13,800-Year-Old Engraving In Stone Slab Depicts Prehistoric Campsites

A schist slab discovered in 2013 bore 13,800-year-old carvings depicting campsites of hunter-gatherers. Researchers Marcos García-Diez and Manuel Vaquero believe that the engravings show the first illustration of a social group among our Paleolithic ancestors.

The slab was discovered at the Molí del Salt site in northeastern Spain. It bears seven semicircular carvings with internal lines organized in two rows. A microscopic analysis of the schist slab revealed that the seven carvings were engraved using the same instrument and technique.

By studying the composition, archeological and ethnographic contextualization, as well as the individual carvings found on the schist slab, the researchers determined that the engravings show a Paleolithic campsite of early hunter-gatherers. The etched domes' dimensions also matched the semicircular huts where modern hunter-gatherers lived, particularly the Native American tribes' historical wigwams.

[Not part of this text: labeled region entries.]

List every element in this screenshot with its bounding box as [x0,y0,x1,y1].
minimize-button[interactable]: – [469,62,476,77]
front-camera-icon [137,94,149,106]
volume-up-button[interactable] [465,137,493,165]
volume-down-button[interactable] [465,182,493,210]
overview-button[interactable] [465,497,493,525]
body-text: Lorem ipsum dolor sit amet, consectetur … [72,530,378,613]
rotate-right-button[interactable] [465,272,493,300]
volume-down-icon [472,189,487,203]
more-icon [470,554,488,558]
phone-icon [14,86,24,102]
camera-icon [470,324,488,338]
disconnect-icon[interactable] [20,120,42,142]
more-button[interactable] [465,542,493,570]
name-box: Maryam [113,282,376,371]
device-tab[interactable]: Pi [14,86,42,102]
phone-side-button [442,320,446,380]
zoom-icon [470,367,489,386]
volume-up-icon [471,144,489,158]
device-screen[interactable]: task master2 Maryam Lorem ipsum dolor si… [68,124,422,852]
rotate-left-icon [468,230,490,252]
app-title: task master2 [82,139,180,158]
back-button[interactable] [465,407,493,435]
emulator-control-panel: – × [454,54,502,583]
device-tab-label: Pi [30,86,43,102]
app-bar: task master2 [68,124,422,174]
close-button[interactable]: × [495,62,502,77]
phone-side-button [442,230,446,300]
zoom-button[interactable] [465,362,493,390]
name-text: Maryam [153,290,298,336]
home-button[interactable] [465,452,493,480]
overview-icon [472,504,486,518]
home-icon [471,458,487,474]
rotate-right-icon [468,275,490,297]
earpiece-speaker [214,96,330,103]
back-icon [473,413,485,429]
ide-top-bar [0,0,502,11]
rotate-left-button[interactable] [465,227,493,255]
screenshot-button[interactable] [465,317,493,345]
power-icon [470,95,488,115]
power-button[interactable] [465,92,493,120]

Vaquero, an art historian at the Catalan Institute of Human Paleoecology and Social Evolution, said the Molí del Salt site was part of nomadic people's societies 15,000 to about 9,000 years ago. The hunter-gatherers developed hunting and working instruments during the time. They also killed and cooked animals for food and slumbered at the same place.

While evidence of human activity was discovered at the Molí del Salt site, scientists have yet to discover what Paleolithic societies looked like. The schist slab originally discovered in 2013 gave an illustration of how these hunter-gatherer societies lived. The study authors assumed that one hut housed four to five people, just like a modern hut or household would, and that a Paleolithic district could have included 28 to 35 residents.

"We think that the Molí del Salt engraving supports the hypothesis that there was a secular art in the Paleolithic, devoid of spiritual or religious meaning," said García-Diez, an archaeologist from the University of the Basque Country.

The findings were published in the journal PLOS ONE on Dec. 2.